# The hydrogen atom according to wave mechanics, parts I, II, III, IV, V. (arXiv:1612.05098v2 [physics.gen-ph] UPDATED)

Based on an exposition of the underlying physics and applied mathematics in

arXiv:1603.00899, this paper in five separate parts presents a description of

the properties of the amplitude functions of the hydrogen atom according to

wave mechanics in the coordinate representation in all four systems of

coordinates in which Schroedinger's equations are separable, explicitly I

spherical polar coordinates, II paraboloidal coordinates, III ellipsoidal

coordinates and IV spheroconical coordinates; part V discusses the implications

of these multiple systems in which these atomic orbitals can be directly

calculated. Most published plots of orbitals are inaccurate. In particular,

parts I - IV contain many accurate plots of the surfaces of amplitude functions

in the various systems with a common criterion for the amplitude at which the

surface is constructed.

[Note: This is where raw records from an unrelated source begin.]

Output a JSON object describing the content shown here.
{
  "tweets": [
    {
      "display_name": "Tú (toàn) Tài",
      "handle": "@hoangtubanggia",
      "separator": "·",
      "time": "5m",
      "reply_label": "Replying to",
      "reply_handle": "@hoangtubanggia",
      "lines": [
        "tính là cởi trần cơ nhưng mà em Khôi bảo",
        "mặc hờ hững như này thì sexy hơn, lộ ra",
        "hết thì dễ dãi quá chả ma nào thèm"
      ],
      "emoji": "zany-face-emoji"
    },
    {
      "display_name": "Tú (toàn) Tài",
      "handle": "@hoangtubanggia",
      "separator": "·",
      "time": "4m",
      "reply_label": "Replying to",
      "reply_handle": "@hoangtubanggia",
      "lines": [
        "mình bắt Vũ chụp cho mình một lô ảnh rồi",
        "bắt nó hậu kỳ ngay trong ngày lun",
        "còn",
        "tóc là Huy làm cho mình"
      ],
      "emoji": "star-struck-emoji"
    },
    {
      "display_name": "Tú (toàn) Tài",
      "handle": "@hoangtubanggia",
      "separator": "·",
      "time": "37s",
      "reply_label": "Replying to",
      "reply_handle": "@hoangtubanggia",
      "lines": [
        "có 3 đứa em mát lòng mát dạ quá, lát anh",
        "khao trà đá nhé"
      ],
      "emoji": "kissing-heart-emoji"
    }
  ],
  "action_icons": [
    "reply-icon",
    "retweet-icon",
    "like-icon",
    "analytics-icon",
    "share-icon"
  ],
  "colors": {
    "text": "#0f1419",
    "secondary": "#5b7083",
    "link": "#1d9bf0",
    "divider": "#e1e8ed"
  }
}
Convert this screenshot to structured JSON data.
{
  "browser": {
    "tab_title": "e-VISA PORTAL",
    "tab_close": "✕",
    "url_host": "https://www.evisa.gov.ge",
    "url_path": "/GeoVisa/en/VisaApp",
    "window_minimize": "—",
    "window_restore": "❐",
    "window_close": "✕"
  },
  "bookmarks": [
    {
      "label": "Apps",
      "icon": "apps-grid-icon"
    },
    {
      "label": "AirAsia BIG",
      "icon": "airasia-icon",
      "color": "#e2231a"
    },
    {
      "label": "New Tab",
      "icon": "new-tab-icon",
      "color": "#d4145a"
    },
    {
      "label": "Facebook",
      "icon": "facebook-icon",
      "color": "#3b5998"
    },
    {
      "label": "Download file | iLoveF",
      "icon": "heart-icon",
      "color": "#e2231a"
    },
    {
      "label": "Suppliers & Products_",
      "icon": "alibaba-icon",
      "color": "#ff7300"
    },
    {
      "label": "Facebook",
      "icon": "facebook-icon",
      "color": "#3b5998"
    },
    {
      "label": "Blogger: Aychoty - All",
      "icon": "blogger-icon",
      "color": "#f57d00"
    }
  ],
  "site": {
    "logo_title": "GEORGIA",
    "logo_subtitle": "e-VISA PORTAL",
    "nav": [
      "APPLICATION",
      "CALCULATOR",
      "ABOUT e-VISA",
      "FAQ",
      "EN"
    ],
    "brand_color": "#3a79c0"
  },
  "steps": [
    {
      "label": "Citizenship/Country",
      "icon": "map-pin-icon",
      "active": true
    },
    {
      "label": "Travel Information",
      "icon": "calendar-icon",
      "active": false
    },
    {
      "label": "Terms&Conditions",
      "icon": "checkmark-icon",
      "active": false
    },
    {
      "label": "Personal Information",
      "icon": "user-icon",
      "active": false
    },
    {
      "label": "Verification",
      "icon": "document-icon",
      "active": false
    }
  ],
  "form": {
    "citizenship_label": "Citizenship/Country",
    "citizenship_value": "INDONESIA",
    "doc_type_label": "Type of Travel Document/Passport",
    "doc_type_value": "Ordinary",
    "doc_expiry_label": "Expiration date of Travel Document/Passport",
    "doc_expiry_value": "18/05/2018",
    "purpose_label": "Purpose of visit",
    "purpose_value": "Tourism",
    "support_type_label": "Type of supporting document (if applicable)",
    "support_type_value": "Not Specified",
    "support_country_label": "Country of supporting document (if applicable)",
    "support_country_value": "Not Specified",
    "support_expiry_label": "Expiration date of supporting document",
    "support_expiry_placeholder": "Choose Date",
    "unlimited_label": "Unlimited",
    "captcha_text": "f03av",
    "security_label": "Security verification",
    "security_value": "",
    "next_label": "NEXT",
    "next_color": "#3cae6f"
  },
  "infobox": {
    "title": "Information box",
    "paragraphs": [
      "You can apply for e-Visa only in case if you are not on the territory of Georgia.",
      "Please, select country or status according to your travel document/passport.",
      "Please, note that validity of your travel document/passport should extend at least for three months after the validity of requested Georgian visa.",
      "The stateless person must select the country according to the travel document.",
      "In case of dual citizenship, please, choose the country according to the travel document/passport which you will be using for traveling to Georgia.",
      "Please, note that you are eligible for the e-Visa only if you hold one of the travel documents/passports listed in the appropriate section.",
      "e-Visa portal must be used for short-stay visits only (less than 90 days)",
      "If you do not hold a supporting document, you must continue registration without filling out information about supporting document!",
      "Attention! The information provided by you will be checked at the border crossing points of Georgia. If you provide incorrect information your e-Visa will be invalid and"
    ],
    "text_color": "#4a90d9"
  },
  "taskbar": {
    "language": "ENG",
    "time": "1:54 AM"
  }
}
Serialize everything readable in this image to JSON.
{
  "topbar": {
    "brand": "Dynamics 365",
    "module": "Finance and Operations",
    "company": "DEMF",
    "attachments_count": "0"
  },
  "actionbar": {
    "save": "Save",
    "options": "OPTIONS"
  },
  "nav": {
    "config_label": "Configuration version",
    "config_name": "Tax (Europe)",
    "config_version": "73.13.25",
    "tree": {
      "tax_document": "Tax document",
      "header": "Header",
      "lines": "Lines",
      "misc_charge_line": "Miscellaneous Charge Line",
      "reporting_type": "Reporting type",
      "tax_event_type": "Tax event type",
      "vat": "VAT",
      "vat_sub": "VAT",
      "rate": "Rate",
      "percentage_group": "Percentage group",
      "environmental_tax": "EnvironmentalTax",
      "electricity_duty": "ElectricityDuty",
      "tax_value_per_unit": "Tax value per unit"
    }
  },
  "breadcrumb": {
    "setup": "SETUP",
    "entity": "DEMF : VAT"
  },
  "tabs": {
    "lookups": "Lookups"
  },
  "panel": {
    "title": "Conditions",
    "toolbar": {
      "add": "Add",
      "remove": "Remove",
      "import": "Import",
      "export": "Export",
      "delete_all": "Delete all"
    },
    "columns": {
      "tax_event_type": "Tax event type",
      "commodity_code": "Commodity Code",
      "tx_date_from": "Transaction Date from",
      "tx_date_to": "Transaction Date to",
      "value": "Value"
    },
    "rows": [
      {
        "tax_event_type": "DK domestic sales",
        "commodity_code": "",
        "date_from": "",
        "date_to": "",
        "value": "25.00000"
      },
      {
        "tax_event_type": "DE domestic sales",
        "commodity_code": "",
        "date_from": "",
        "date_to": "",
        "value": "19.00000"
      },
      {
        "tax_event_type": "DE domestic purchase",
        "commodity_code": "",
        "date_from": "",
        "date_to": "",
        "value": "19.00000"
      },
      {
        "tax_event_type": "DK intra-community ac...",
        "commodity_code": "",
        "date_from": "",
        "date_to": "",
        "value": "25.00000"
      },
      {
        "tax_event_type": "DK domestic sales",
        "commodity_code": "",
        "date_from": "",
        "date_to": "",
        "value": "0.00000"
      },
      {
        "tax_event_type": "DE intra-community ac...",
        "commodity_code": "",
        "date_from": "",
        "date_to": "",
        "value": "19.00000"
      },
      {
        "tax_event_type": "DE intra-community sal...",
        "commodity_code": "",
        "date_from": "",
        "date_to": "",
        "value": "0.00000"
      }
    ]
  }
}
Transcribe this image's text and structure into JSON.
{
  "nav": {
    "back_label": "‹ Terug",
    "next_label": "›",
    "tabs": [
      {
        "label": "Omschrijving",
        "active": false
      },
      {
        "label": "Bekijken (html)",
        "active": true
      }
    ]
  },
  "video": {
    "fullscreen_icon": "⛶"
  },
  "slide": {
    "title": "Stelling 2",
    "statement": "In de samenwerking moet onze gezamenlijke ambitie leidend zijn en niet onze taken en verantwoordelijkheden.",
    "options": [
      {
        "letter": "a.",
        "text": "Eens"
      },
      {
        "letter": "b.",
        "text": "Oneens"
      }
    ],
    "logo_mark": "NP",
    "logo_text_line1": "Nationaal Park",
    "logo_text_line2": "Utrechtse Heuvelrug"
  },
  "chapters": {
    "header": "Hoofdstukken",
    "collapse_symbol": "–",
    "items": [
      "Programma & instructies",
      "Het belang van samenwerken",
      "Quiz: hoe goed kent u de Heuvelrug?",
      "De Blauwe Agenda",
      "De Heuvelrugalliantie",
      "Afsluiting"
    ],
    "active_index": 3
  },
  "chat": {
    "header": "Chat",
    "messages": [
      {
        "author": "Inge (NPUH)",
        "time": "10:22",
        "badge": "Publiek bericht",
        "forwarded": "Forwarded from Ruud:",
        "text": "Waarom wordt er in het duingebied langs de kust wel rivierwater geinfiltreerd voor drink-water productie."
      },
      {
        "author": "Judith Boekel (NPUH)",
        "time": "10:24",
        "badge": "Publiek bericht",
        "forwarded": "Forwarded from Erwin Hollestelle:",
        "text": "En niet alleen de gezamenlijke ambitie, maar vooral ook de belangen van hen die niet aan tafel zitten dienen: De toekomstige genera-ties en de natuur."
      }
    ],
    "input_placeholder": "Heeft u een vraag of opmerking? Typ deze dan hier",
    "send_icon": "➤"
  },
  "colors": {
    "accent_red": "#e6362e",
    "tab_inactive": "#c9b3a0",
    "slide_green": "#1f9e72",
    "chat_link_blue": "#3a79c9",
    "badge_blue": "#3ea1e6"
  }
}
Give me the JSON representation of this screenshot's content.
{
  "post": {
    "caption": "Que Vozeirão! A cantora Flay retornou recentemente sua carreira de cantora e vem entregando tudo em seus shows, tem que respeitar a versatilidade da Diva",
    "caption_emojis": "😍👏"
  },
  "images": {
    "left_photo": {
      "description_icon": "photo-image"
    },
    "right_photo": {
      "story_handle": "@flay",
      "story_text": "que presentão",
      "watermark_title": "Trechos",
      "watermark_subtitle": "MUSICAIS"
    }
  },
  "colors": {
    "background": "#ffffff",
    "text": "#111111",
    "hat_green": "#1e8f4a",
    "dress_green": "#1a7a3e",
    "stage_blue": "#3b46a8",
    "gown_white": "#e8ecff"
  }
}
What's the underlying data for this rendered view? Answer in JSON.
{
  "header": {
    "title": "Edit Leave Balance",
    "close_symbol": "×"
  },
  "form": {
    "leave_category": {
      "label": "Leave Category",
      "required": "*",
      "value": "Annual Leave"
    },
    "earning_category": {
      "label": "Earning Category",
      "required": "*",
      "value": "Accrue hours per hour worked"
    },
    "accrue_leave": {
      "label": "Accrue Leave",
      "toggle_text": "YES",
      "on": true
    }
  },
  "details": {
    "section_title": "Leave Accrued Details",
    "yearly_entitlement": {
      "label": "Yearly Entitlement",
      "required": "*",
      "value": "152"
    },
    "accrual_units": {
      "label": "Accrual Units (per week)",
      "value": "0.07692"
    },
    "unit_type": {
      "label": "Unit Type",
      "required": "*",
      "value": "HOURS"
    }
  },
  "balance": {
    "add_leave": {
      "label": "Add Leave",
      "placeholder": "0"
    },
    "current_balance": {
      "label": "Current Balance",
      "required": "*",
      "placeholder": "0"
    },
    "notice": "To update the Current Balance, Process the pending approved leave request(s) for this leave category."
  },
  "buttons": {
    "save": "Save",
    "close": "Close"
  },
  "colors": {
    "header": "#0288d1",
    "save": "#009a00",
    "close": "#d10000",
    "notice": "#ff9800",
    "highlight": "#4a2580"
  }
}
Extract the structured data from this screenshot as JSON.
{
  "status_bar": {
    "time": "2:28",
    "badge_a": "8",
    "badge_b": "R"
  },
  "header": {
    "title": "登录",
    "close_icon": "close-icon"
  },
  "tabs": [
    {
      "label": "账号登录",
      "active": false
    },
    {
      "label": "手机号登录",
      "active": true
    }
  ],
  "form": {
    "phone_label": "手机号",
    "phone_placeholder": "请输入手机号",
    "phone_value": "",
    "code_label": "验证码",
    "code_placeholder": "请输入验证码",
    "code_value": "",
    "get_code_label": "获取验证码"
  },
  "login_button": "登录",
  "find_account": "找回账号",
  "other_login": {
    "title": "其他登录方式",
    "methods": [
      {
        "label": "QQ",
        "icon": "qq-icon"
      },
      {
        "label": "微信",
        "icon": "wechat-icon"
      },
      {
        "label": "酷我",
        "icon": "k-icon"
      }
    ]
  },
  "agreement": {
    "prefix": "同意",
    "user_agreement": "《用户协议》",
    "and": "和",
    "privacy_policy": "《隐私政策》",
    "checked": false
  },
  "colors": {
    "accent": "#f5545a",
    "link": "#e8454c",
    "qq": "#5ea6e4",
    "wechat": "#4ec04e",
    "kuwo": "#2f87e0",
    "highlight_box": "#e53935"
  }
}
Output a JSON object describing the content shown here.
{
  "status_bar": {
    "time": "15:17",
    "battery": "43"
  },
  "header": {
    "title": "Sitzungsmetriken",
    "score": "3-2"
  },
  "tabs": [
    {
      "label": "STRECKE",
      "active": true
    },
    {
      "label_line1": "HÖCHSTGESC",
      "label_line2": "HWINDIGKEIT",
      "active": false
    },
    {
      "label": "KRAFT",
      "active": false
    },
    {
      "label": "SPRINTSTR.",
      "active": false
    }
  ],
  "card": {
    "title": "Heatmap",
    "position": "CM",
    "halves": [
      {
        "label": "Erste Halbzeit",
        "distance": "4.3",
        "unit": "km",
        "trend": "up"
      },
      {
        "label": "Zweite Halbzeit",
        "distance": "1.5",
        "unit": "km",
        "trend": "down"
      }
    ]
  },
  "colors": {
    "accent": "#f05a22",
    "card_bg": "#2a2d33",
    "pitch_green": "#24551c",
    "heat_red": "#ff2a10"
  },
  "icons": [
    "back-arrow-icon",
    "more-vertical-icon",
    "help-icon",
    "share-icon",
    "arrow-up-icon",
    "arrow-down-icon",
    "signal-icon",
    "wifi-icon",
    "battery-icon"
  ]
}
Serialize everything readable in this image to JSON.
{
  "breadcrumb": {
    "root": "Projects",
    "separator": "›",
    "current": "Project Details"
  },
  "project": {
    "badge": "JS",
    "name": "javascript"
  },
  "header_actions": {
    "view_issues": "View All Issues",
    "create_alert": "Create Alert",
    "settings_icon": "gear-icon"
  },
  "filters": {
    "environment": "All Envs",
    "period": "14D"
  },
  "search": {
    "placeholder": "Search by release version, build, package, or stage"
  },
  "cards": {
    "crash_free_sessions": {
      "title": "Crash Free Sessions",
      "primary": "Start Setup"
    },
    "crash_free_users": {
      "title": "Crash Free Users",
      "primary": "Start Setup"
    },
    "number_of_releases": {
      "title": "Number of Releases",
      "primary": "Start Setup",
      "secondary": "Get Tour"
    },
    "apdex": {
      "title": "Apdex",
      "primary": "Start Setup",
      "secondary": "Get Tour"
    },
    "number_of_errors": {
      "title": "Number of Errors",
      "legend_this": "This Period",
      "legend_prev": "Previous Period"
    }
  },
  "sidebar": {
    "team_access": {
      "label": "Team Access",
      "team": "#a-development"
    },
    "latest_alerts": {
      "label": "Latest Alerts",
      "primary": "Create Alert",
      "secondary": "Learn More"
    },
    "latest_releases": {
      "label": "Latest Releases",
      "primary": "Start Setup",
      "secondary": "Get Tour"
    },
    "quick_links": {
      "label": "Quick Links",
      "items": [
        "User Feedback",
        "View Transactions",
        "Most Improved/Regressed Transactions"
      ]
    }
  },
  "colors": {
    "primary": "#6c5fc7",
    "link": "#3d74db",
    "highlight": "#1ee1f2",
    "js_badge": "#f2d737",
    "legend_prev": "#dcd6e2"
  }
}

Although the plots are generated from amplitude

functions in the specified systems of coordinates, the plots are translated to

cartesian coordinates that the eye can recognise. The surfaces of the amplitude

functions in ellipsoidal and spheroconical functions are previously unreported,

with the accurate surfaces in spherical polar and paraboloidal coordinates for

a direct comparison.